It is now two years since African swine fever (ASF) hit China’s national pig herd and devastated production, with output falling from 54m tonnes annually to an expected 38m tonnes this year. The industry in China is expected to begin recovery in 2021, with an increase in production of 9% to 41.5m tonnes, according to a recent United States Department of Agriculture (USDA) report.

However, the sow herd is expected to rebuild to 31m and the number of pigs is forecast to reach 370m, 80% of pre-ASF levels. It is expected that it will take a further two years for pigmeat output to recover to previous levels.

The deficit in supply has been partially offset by an increase in imports, which are forecast to reach a record 4.3m tonnes this year, dropping back to 3.7m tonnes in 2021 as domestic production of pigmeat increases.

China is Ireland’s second-most important market for pigmeat, taking 22,300t in the first six months of this year.

€600 per cow government support

The deficit of pigmeat has created a knock-on demand for other meat and a huge expansion of poultry meat production. What will be of particular interest to Irish farmers is China’s approach to the expansion of its domestic beef industry.

According to the USDA report, the Chinese central government has promised to encourage farmers with grants between the equivalent of €30,413 and €60,827 for farms that slaughter more than 500 cattle or breed more than 50 cows in 2020.

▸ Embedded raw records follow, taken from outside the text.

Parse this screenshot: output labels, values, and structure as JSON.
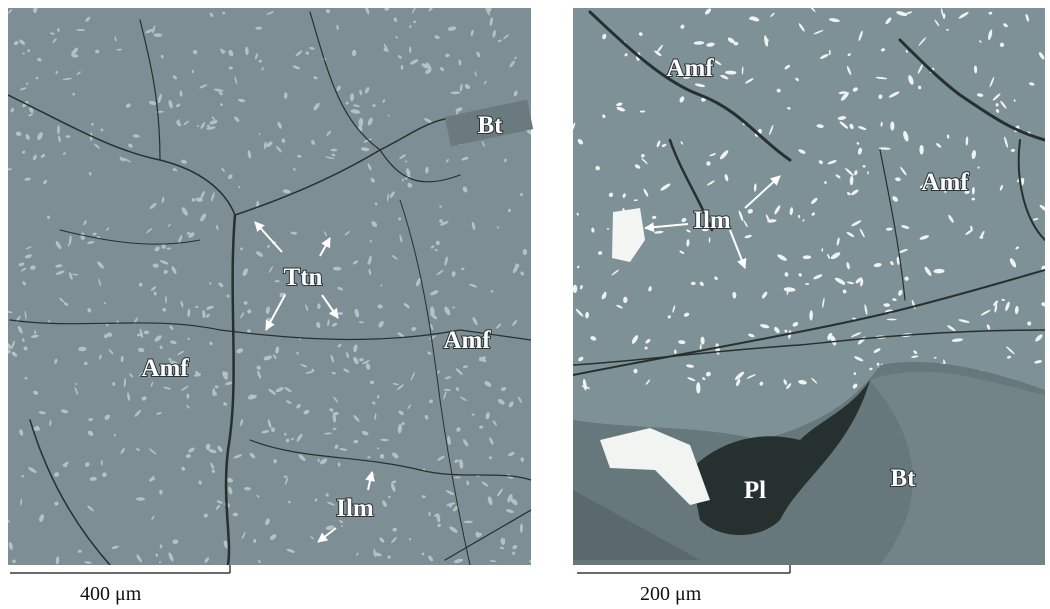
{
  "left_panel": {
    "labels": [
      "Bt",
      "Ttn",
      "Amf",
      "Amf",
      "Ilm"
    ],
    "scale_bar": "400 μm"
  },
  "right_panel": {
    "labels": [
      "Amf",
      "Amf",
      "Ilm",
      "Pl",
      "Bt"
    ],
    "scale_bar": "200 μm"
  }
}
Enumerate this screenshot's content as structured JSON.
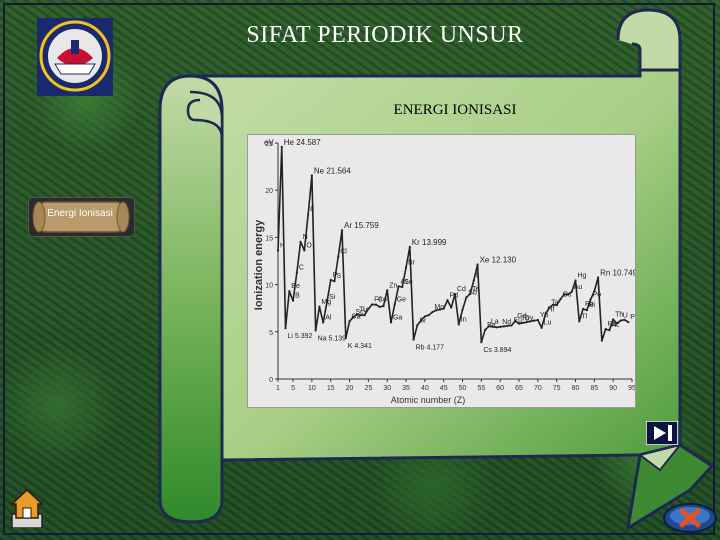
{
  "header": {
    "title": "SIFAT PERIODIK UNSUR"
  },
  "scroll": {
    "subtitle": "ENERGI IONISASI"
  },
  "sidebar": {
    "button_label": "Energi Ionisasi"
  },
  "colors": {
    "scroll": "#c2dba6",
    "scroll_edge": "#1e2850",
    "background": "#255a26"
  },
  "chart_data": {
    "type": "line",
    "ylabel": "Ionization energy",
    "xlabel": "Atomic number (Z)",
    "yunit": "eV",
    "xlim": [
      1,
      95
    ],
    "ylim": [
      0,
      25
    ],
    "x_ticks": [
      1,
      5,
      10,
      15,
      20,
      25,
      30,
      35,
      40,
      45,
      50,
      55,
      60,
      65,
      70,
      75,
      80,
      85,
      90,
      95
    ],
    "y_ticks": [
      0,
      5,
      10,
      15,
      20,
      25
    ],
    "series": [
      {
        "x": [
          1,
          2,
          3,
          4,
          5,
          6,
          7,
          8,
          9,
          10,
          11,
          12,
          13,
          14,
          15,
          16,
          17,
          18,
          19,
          20,
          21,
          22,
          23,
          24,
          25,
          26,
          27,
          28,
          29,
          30,
          31,
          32,
          33,
          34,
          35,
          36,
          37,
          38,
          39,
          40,
          41,
          42,
          43,
          44,
          45,
          46,
          47,
          48,
          49,
          50,
          51,
          52,
          53,
          54,
          55,
          56,
          57,
          58,
          59,
          60,
          61,
          62,
          63,
          64,
          65,
          66,
          67,
          68,
          69,
          70,
          71,
          72,
          73,
          74,
          75,
          76,
          77,
          78,
          79,
          80,
          81,
          82,
          83,
          84,
          85,
          86,
          87,
          88,
          89,
          90,
          91,
          92,
          93,
          94
        ],
        "y": [
          13.6,
          24.587,
          5.392,
          9.3,
          8.3,
          11.26,
          14.53,
          13.62,
          17.42,
          21.564,
          5.139,
          7.65,
          5.99,
          8.15,
          10.49,
          10.36,
          12.97,
          15.759,
          4.341,
          6.11,
          6.56,
          6.83,
          6.75,
          6.77,
          7.43,
          7.9,
          7.88,
          7.64,
          7.73,
          9.39,
          6.0,
          7.9,
          9.81,
          9.75,
          11.81,
          13.999,
          4.177,
          5.69,
          6.22,
          6.63,
          6.76,
          7.09,
          7.28,
          7.36,
          7.46,
          8.34,
          7.58,
          8.99,
          5.79,
          7.34,
          8.64,
          9.01,
          10.45,
          12.13,
          3.894,
          5.21,
          5.58,
          5.54,
          5.47,
          5.53,
          5.58,
          5.64,
          5.67,
          6.15,
          5.86,
          5.94,
          6.02,
          6.11,
          6.18,
          6.25,
          5.43,
          6.83,
          7.55,
          7.86,
          7.83,
          8.44,
          8.97,
          8.96,
          9.23,
          10.44,
          6.11,
          7.42,
          7.29,
          8.42,
          9.3,
          10.749,
          4.07,
          5.28,
          5.17,
          6.31,
          5.89,
          6.19,
          6.27,
          6.03
        ]
      }
    ],
    "peak_labels": [
      {
        "x": 2,
        "y": 24.587,
        "text": "He  24.587"
      },
      {
        "x": 10,
        "y": 21.564,
        "text": "Ne  21.564"
      },
      {
        "x": 18,
        "y": 15.759,
        "text": "Ar  15.759"
      },
      {
        "x": 36,
        "y": 13.999,
        "text": "Kr  13.999"
      },
      {
        "x": 54,
        "y": 12.13,
        "text": "Xe  12.130"
      },
      {
        "x": 86,
        "y": 10.749,
        "text": "Rn  10.749"
      }
    ],
    "low_labels": [
      {
        "x": 3,
        "y": 5.392,
        "text": "Li 5.392"
      },
      {
        "x": 11,
        "y": 5.139,
        "text": "Na 5.139"
      },
      {
        "x": 19,
        "y": 4.341,
        "text": "K 4.341"
      },
      {
        "x": 37,
        "y": 4.177,
        "text": "Rb 4.177"
      },
      {
        "x": 55,
        "y": 3.894,
        "text": "Cs 3.894"
      }
    ],
    "element_labels": [
      {
        "x": 1,
        "y": 13.6,
        "text": "H"
      },
      {
        "x": 4,
        "y": 9.3,
        "text": "Be"
      },
      {
        "x": 5,
        "y": 8.3,
        "text": "B"
      },
      {
        "x": 6,
        "y": 11.26,
        "text": "C"
      },
      {
        "x": 7,
        "y": 14.53,
        "text": "N"
      },
      {
        "x": 8,
        "y": 13.62,
        "text": "O"
      },
      {
        "x": 9,
        "y": 17.42,
        "text": "F"
      },
      {
        "x": 12,
        "y": 7.65,
        "text": "Mg"
      },
      {
        "x": 13,
        "y": 5.99,
        "text": "Al"
      },
      {
        "x": 14,
        "y": 8.15,
        "text": "Si"
      },
      {
        "x": 15,
        "y": 10.49,
        "text": "P"
      },
      {
        "x": 16,
        "y": 10.36,
        "text": "S"
      },
      {
        "x": 17,
        "y": 12.97,
        "text": "Cl"
      },
      {
        "x": 20,
        "y": 6.11,
        "text": "Ca"
      },
      {
        "x": 21,
        "y": 6.56,
        "text": "Sc"
      },
      {
        "x": 22,
        "y": 6.83,
        "text": "Ti"
      },
      {
        "x": 23,
        "y": 6.75,
        "text": "V"
      },
      {
        "x": 26,
        "y": 7.9,
        "text": "Fe"
      },
      {
        "x": 27,
        "y": 7.88,
        "text": "Co"
      },
      {
        "x": 30,
        "y": 9.39,
        "text": "Zn"
      },
      {
        "x": 31,
        "y": 6.0,
        "text": "Ga"
      },
      {
        "x": 32,
        "y": 7.9,
        "text": "Ge"
      },
      {
        "x": 33,
        "y": 9.81,
        "text": "As"
      },
      {
        "x": 34,
        "y": 9.75,
        "text": "Se"
      },
      {
        "x": 35,
        "y": 11.81,
        "text": "Br"
      },
      {
        "x": 38,
        "y": 5.69,
        "text": "Sr"
      },
      {
        "x": 42,
        "y": 7.09,
        "text": "Mo"
      },
      {
        "x": 46,
        "y": 8.34,
        "text": "Pd"
      },
      {
        "x": 48,
        "y": 8.99,
        "text": "Cd"
      },
      {
        "x": 49,
        "y": 5.79,
        "text": "In"
      },
      {
        "x": 51,
        "y": 8.64,
        "text": "Sb"
      },
      {
        "x": 52,
        "y": 9.01,
        "text": "Te"
      },
      {
        "x": 53,
        "y": 10.45,
        "text": "I"
      },
      {
        "x": 56,
        "y": 5.21,
        "text": "Ba"
      },
      {
        "x": 57,
        "y": 5.58,
        "text": "La"
      },
      {
        "x": 60,
        "y": 5.53,
        "text": "Nd"
      },
      {
        "x": 63,
        "y": 5.67,
        "text": "Eu"
      },
      {
        "x": 64,
        "y": 6.15,
        "text": "Gd"
      },
      {
        "x": 65,
        "y": 5.86,
        "text": "Tb"
      },
      {
        "x": 66,
        "y": 5.94,
        "text": "Dy"
      },
      {
        "x": 70,
        "y": 6.25,
        "text": "Yb"
      },
      {
        "x": 71,
        "y": 5.43,
        "text": "Lu"
      },
      {
        "x": 72,
        "y": 6.83,
        "text": "Hf"
      },
      {
        "x": 73,
        "y": 7.55,
        "text": "Ta"
      },
      {
        "x": 76,
        "y": 8.44,
        "text": "Os"
      },
      {
        "x": 79,
        "y": 9.23,
        "text": "Au"
      },
      {
        "x": 80,
        "y": 10.44,
        "text": "Hg"
      },
      {
        "x": 81,
        "y": 6.11,
        "text": "Tl"
      },
      {
        "x": 82,
        "y": 7.42,
        "text": "Pb"
      },
      {
        "x": 83,
        "y": 7.29,
        "text": "Bi"
      },
      {
        "x": 84,
        "y": 8.42,
        "text": "Po"
      },
      {
        "x": 88,
        "y": 5.28,
        "text": "Ra"
      },
      {
        "x": 89,
        "y": 5.17,
        "text": "Ac"
      },
      {
        "x": 90,
        "y": 6.31,
        "text": "Th"
      },
      {
        "x": 92,
        "y": 6.19,
        "text": "U"
      },
      {
        "x": 94,
        "y": 6.03,
        "text": "Pu"
      }
    ]
  }
}
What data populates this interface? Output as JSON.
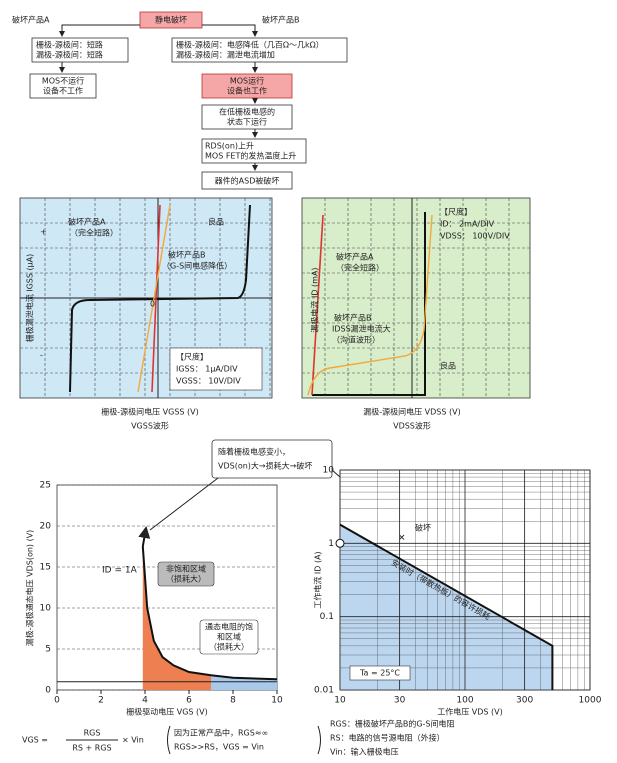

Moreover, the huge level of government support has had no negative effect on the market price of beef, which averaged the equivalent of €4.67/kg at the end of July and has been consistently above the equivalent of €4.25/kg since this time last year.

The USDA also reports that the government has relaxed restrictions on the use of land for livestock farming, which, along with relaxed environmental protection policies, is designed to encourage the expansion of the beef sector in China.

Beef imports

While beef production is predicted to increase, so too will demand for beef imports, though not as fast as in recent years. The first half of 2020 showed China’s beef imports at just under 1m tonnes (product weight), a 41% increase on the same period in 2019. Almost three-quarters of this came from South American countries, with Australia and New Zealand contributing a further 21%. Irish exports were building a share of the Chinese market, until the discovery of a BSE case led to the suspension of exports in May.

Relevance to Irish farmers

Ireland is a huge net exporter of agricultural produce and China is our second-most important export market for dairy and pigmeat, and was a growing market for beef prior to the BSE-related suspension. It differs from other markets, in that it has had continued expansion of demand over recent years. The fact that it is a growing market for beef imports should be a big opportunity for our export industry, but this has been frustrated by the BSE-related suspension.

Meanwhile, the world’s largest meat company, JBS, as well as announcing a huge increase in profits for the second quarter of 2020, also announced a 53% increase in exports to China and Hong Kong. Brazil and Argentina are the main source of beef imports to China, while the US is the top pigmeat supplier, despite paying additional tariffs.

Brazil and Argentina enjoy a huge competitive price advantage, while Australia, despite having a higher beef price than Ireland at present, enjoys relative geographic proximity and is in a position to supply huge volume.

It is unlikely that China will be a huge volume market for Ireland, but it can be a significant one if present BSE difficulties can be overcome.